Dotées d’un bagage scolaire léger, les personnes déscolarisées se fraient un chemin dans la vie du mieux qu’elles le peuvent et bâtissent leur vie là où les conditions sont les plus favorables pour elles. Cependant, celles qui souhaitent recevoir une forme d’éducation (pour un travail, pour reprendre les études ou tout simplement pour savoir lire un SMS) éprouvent des difficultés à se former. Malheureusement, à l’exception de quelques programmes organisés par des missionnaires à l’intention d’apprenants adultes, l’ALS est le seul programme national systématique qui offre une seconde chance à ceux désireux d’apprendre.

C’est lors de ma prise de fonction à la Banque mondiale en 2001 que les écailles me sont tombées des yeux. Pour que l’éducation bénéficie à tous, il faut privilégier à la fois les zones et les populations défavorisées. C’est essentiel. À tous les échelons de la Banque mondiale, j’ai constaté une détermination constante et des investissements concrets en faveur de l’inclusion et de la protection sociale qui ne se limitaient pas au secteur de l’éducation, mais englobaient également d’autres secteurs.

Aux Philippines, le principal appui que nous fournissons à l’ALS consiste avant tout en une évaluation systématique du programme. Je suis entré en contact avec un grand nombre d’acteurs et d’apprenants de l’ALS, à la fois au bureau central et sur le terrain. Ils m’ont donné un meilleur aperçu du programme : ses atouts, son potentiel et naturellement ses défauts.

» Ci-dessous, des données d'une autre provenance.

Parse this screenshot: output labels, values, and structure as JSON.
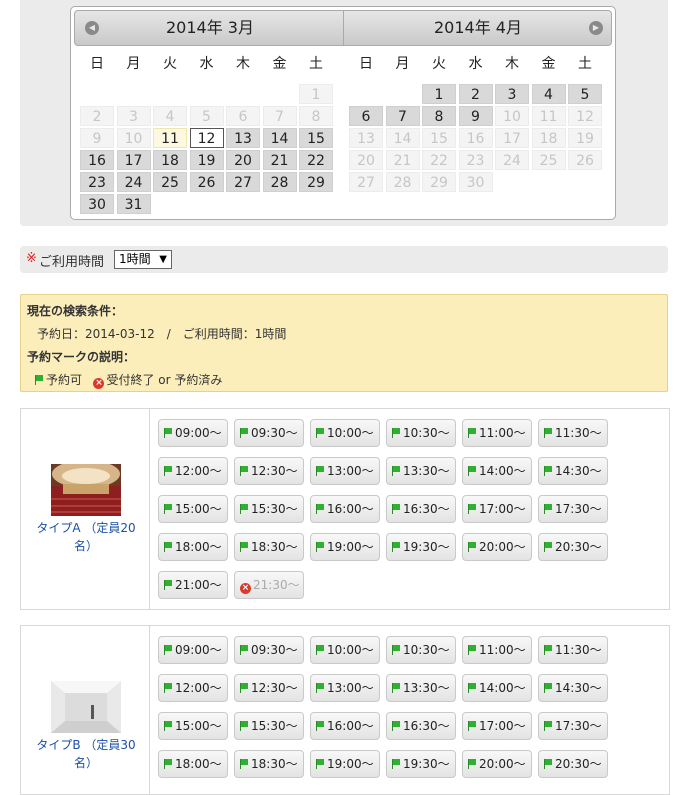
{
  "calendar": {
    "prev_icon": "chevron-left-icon",
    "next_icon": "chevron-right-icon",
    "months": [
      {
        "title": "2014年 3月",
        "weekdays": [
          "日",
          "月",
          "火",
          "水",
          "木",
          "金",
          "土"
        ],
        "weeks": [
          [
            null,
            null,
            null,
            null,
            null,
            null,
            {
              "d": "1",
              "s": "disabled"
            }
          ],
          [
            {
              "d": "2",
              "s": "disabled"
            },
            {
              "d": "3",
              "s": "disabled"
            },
            {
              "d": "4",
              "s": "disabled"
            },
            {
              "d": "5",
              "s": "disabled"
            },
            {
              "d": "6",
              "s": "disabled"
            },
            {
              "d": "7",
              "s": "disabled"
            },
            {
              "d": "8",
              "s": "disabled"
            }
          ],
          [
            {
              "d": "9",
              "s": "disabled"
            },
            {
              "d": "10",
              "s": "disabled"
            },
            {
              "d": "11",
              "s": "today"
            },
            {
              "d": "12",
              "s": "selected"
            },
            {
              "d": "13",
              "s": "avail"
            },
            {
              "d": "14",
              "s": "avail"
            },
            {
              "d": "15",
              "s": "avail"
            }
          ],
          [
            {
              "d": "16",
              "s": "avail"
            },
            {
              "d": "17",
              "s": "avail"
            },
            {
              "d": "18",
              "s": "avail"
            },
            {
              "d": "19",
              "s": "avail"
            },
            {
              "d": "20",
              "s": "avail"
            },
            {
              "d": "21",
              "s": "avail"
            },
            {
              "d": "22",
              "s": "avail"
            }
          ],
          [
            {
              "d": "23",
              "s": "avail"
            },
            {
              "d": "24",
              "s": "avail"
            },
            {
              "d": "25",
              "s": "avail"
            },
            {
              "d": "26",
              "s": "avail"
            },
            {
              "d": "27",
              "s": "avail"
            },
            {
              "d": "28",
              "s": "avail"
            },
            {
              "d": "29",
              "s": "avail"
            }
          ],
          [
            {
              "d": "30",
              "s": "avail"
            },
            {
              "d": "31",
              "s": "avail"
            },
            null,
            null,
            null,
            null,
            null
          ]
        ]
      },
      {
        "title": "2014年 4月",
        "weekdays": [
          "日",
          "月",
          "火",
          "水",
          "木",
          "金",
          "土"
        ],
        "weeks": [
          [
            null,
            null,
            {
              "d": "1",
              "s": "avail"
            },
            {
              "d": "2",
              "s": "avail"
            },
            {
              "d": "3",
              "s": "avail"
            },
            {
              "d": "4",
              "s": "avail"
            },
            {
              "d": "5",
              "s": "avail"
            }
          ],
          [
            {
              "d": "6",
              "s": "avail"
            },
            {
              "d": "7",
              "s": "avail"
            },
            {
              "d": "8",
              "s": "avail"
            },
            {
              "d": "9",
              "s": "avail"
            },
            {
              "d": "10",
              "s": "disabled"
            },
            {
              "d": "11",
              "s": "disabled"
            },
            {
              "d": "12",
              "s": "disabled"
            }
          ],
          [
            {
              "d": "13",
              "s": "disabled"
            },
            {
              "d": "14",
              "s": "disabled"
            },
            {
              "d": "15",
              "s": "disabled"
            },
            {
              "d": "16",
              "s": "disabled"
            },
            {
              "d": "17",
              "s": "disabled"
            },
            {
              "d": "18",
              "s": "disabled"
            },
            {
              "d": "19",
              "s": "disabled"
            }
          ],
          [
            {
              "d": "20",
              "s": "disabled"
            },
            {
              "d": "21",
              "s": "disabled"
            },
            {
              "d": "22",
              "s": "disabled"
            },
            {
              "d": "23",
              "s": "disabled"
            },
            {
              "d": "24",
              "s": "disabled"
            },
            {
              "d": "25",
              "s": "disabled"
            },
            {
              "d": "26",
              "s": "disabled"
            }
          ],
          [
            {
              "d": "27",
              "s": "disabled"
            },
            {
              "d": "28",
              "s": "disabled"
            },
            {
              "d": "29",
              "s": "disabled"
            },
            {
              "d": "30",
              "s": "disabled"
            },
            null,
            null,
            null
          ],
          [
            null,
            null,
            null,
            null,
            null,
            null,
            null
          ]
        ]
      }
    ]
  },
  "time_selector": {
    "required_mark": "※",
    "label": "ご利用時間",
    "selected": "1時間",
    "arrow": "▼"
  },
  "conditions": {
    "heading": "現在の検索条件：",
    "date_text": "予約日：2014-03-12　/　ご利用時間：1時間",
    "legend_heading": "予約マークの説明：",
    "available_label": "予約可",
    "closed_label": "受付終了 or 予約済み",
    "closed_icon_glyph": "×"
  },
  "rooms": [
    {
      "name_line1": "タイプA （定員20",
      "name_line2": "名）",
      "image": "concert-hall-photo",
      "slots": [
        {
          "t": "09:00〜",
          "a": true
        },
        {
          "t": "09:30〜",
          "a": true
        },
        {
          "t": "10:00〜",
          "a": true
        },
        {
          "t": "10:30〜",
          "a": true
        },
        {
          "t": "11:00〜",
          "a": true
        },
        {
          "t": "11:30〜",
          "a": true
        },
        {
          "t": "12:00〜",
          "a": true
        },
        {
          "t": "12:30〜",
          "a": true
        },
        {
          "t": "13:00〜",
          "a": true
        },
        {
          "t": "13:30〜",
          "a": true
        },
        {
          "t": "14:00〜",
          "a": true
        },
        {
          "t": "14:30〜",
          "a": true
        },
        {
          "t": "15:00〜",
          "a": true
        },
        {
          "t": "15:30〜",
          "a": true
        },
        {
          "t": "16:00〜",
          "a": true
        },
        {
          "t": "16:30〜",
          "a": true
        },
        {
          "t": "17:00〜",
          "a": true
        },
        {
          "t": "17:30〜",
          "a": true
        },
        {
          "t": "18:00〜",
          "a": true
        },
        {
          "t": "18:30〜",
          "a": true
        },
        {
          "t": "19:00〜",
          "a": true
        },
        {
          "t": "19:30〜",
          "a": true
        },
        {
          "t": "20:00〜",
          "a": true
        },
        {
          "t": "20:30〜",
          "a": true
        },
        {
          "t": "21:00〜",
          "a": true
        },
        {
          "t": "21:30〜",
          "a": false
        }
      ]
    },
    {
      "name_line1": "タイプB （定員30",
      "name_line2": "名）",
      "image": "gallery-room-photo",
      "slots": [
        {
          "t": "09:00〜",
          "a": true
        },
        {
          "t": "09:30〜",
          "a": true
        },
        {
          "t": "10:00〜",
          "a": true
        },
        {
          "t": "10:30〜",
          "a": true
        },
        {
          "t": "11:00〜",
          "a": true
        },
        {
          "t": "11:30〜",
          "a": true
        },
        {
          "t": "12:00〜",
          "a": true
        },
        {
          "t": "12:30〜",
          "a": true
        },
        {
          "t": "13:00〜",
          "a": true
        },
        {
          "t": "13:30〜",
          "a": true
        },
        {
          "t": "14:00〜",
          "a": true
        },
        {
          "t": "14:30〜",
          "a": true
        },
        {
          "t": "15:00〜",
          "a": true
        },
        {
          "t": "15:30〜",
          "a": true
        },
        {
          "t": "16:00〜",
          "a": true
        },
        {
          "t": "16:30〜",
          "a": true
        },
        {
          "t": "17:00〜",
          "a": true
        },
        {
          "t": "17:30〜",
          "a": true
        },
        {
          "t": "18:00〜",
          "a": true
        },
        {
          "t": "18:30〜",
          "a": true
        },
        {
          "t": "19:00〜",
          "a": true
        },
        {
          "t": "19:30〜",
          "a": true
        },
        {
          "t": "20:00〜",
          "a": true
        },
        {
          "t": "20:30〜",
          "a": true
        }
      ]
    }
  ]
}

À ce jour, les témoignages touchants ne manquent pas sur l’amélioration des conditions de vie des apprenants, depuis leur alphabétisation à l’obtention d’un diplôme qui leur ouvre des perspectives. Reste cependant que ce sont l’engagement et le dévouement des acteurs de l’ALS qui m’inspirent le plus. C’est grâce à eux que nous pouvons mesurer avec précision les effets du programme, dans un souci de plus grande efficacité encore. C’est grâce à eux que les penseurs de l’éducation classique et les législateurs évoluent dans leur réflexion par rapport à l’ALS. C’est grâce à eux que mon investissement représente au moins la moitié de l’énergie qu’ils déploient chaque jour pour le bien de notre pays.

Si une personne de votre connaissance ou vous-même avez bénéficié d’un apprentissage hors les murs, je serais heureux d’entendre votre témoignage.